Andong Notes:
While we waited for a bus, a friendly middle-aged woman, responsible for a modest kiosk at this historical site in the mountains – near a lake formed by the damning of a river and the flooding of a valley – gathered the local information officers and cultural heritage guides together at lunchtime.
Instead of offering them the standard fayre of her plastic-potted Ramen (available to visitors) she quickly whipped up a delicious-looking lunch of barley rice mixed with the soft purple pink Chim Dil Ea flowers, that are just beginning to bloom all across Korea’s mountains.
Though our bus was just pulling-in to take us away, she motioned us to quickly eat some too, and soon the fragrance of the flowers erupted at the back of my nose as I hurriedly spooned the floral rice into my mouth.
A day later and we were sitting in a quiet corner of a beautiful temple in the mountains of Andong, eating another modest lunch of flavoured rice wrapped in seaweed (Gim Bab). We noticed that little, sparrow-like or perhaps finch-like birds were sitting and flitting almost within touching distance.
One was apparently feeding the other, then flying in and out of what must have been a nest in the robust curved ceramic tiles of the temple’s eaves. It seemed as though one bird was feeding tiny white pink petals to the other, but it wasn’t quite clear exactly what was happening.
On our way down, through, and out of the temple we were accompanied by the background drone of thousands of tiny bees busily harvesting whatever it is that they might harvest on warm spring days like this when the fruit trees have spectacularly opened out their blossom.
The sound of the bees was now increasingly accompanied by chanting monks and the regular hitting of a drum coming from inside the temple.
( Later, in my notebook, I wrote the contorted Haiku:
While Bees Pray
Monks Make Honey )
We then met a guide who – always keen to share their knowledge – asked us if we had any questions about the temple. As we were not in the mood for a history talk, even by such a local expert , I cheekily described the scene with the birds we had witnessed and asked instead if she knew which of the birds might have been the mother.

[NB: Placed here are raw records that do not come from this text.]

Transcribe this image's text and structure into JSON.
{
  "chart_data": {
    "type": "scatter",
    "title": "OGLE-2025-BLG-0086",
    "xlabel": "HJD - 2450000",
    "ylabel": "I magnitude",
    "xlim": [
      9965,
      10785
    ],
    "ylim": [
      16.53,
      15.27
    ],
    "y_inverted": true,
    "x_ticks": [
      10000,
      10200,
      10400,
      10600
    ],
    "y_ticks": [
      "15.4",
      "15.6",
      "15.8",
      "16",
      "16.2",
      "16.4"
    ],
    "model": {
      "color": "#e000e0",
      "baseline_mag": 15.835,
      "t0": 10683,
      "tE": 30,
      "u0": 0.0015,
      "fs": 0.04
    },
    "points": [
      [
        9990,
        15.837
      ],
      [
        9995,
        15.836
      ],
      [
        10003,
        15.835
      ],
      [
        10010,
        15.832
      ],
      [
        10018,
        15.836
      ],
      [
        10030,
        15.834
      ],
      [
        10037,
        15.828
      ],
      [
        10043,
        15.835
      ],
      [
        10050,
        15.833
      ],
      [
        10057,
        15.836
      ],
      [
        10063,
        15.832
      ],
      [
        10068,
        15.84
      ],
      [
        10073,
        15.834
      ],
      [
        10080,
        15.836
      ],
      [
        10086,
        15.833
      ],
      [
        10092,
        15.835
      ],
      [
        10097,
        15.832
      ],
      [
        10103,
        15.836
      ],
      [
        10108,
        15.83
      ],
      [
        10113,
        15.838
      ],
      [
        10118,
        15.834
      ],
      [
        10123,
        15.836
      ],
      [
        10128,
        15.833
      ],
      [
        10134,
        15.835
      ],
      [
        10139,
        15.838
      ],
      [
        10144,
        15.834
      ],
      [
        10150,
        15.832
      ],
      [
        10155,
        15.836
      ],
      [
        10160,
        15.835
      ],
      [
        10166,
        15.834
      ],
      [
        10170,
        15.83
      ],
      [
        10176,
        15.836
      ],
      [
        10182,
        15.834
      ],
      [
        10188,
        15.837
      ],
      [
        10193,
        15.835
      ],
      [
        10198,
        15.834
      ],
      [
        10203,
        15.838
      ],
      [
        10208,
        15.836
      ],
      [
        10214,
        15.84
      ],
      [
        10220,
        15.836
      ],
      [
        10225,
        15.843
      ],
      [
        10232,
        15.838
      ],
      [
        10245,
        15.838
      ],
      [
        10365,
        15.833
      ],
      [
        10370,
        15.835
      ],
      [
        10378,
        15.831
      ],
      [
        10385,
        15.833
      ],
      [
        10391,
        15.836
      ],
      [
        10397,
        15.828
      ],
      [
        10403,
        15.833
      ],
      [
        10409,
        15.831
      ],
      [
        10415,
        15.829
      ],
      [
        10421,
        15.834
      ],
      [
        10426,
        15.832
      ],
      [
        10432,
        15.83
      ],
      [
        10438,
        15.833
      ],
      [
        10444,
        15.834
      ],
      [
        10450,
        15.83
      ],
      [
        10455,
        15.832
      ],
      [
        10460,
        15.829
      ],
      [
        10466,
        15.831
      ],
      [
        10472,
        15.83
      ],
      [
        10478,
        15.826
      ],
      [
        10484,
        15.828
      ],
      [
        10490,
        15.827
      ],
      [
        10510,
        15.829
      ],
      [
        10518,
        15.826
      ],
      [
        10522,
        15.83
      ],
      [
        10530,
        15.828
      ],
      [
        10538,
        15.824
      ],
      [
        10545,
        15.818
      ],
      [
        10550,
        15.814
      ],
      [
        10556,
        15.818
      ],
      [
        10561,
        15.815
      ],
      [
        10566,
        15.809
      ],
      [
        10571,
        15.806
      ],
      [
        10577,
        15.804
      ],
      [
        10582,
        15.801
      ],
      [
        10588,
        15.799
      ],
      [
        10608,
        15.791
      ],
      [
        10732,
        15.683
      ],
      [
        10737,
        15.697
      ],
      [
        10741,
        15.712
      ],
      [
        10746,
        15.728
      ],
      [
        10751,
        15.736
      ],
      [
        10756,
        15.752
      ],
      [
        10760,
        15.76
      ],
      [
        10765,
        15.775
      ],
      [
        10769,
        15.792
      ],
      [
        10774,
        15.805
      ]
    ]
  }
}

The guide answered without hesitation ‘the first one to move’.
Later, still in Andong, I added the following notes to my notebook:
Where mirror-like water is set in temporary turmoil by rocks and stones that interrupt its otherwise smooth progress, foam forms shapes that sometimes look like letters, or their fragments, as they swirl into momentary meaning then melt back into the motion of the river, which is also the motion of time.
Meanwhile, this landscape, viewed from midstream as we sat on a very low bridge (which was little more than a walkway perforated by small arches to let the river through) was doubled and reflected in symmetry.
This picture was also punctured, at what seemed its center, by one large, dark stone, half-submerged but whole when reflected, looking like the hole at the heart of a vinyl record.
This analogy turned my attention to the sounds all around.
Another few days into our trip and we found ourselves on a riverside walk line by miles-long avenues of blossom-laden cherry trees, which rained down their pale pink petal snow on to the crowds of passers-by whenever wind shook the trees, simultaneously dappling the bright sunlight and soft shade cast over the smiling Spring promenaders.
and Piccadilly Blues:
Following a month in Korea, mainly on family business, but also seeing the Biennale and doing some exciting research and writing, it was quite a shock to complete a dehumanising 26-hour door-to-door journey back to London, and to see how relatively Edwardian, Victorian, Dickensian etc. everything here seems.
The relatively ancient, slow, tiny and grubby Piccadilly line train was immediately the scene of an obnoxious racist encounter between a young Indian family and a tweed-wearing middle-aged Brit, forcing people to leave the carriage.
Then (or then again) the overcrowded bus we caught right under Big Ben’s nose as the bells rang 10 pm, was an amazing scene of compressed multicultural tolerance.
Although it also struck me how much central London has been reduced to cafe chains, hotels, and touristic photo-opportunities, with little real heart, authentic local history, or culture remaining.
Luckily, I woke up to hear a great Radio 6 Music interview with Mike D, and this has temporarily restored my faith in what the UK still has to offer in the way of art and culture.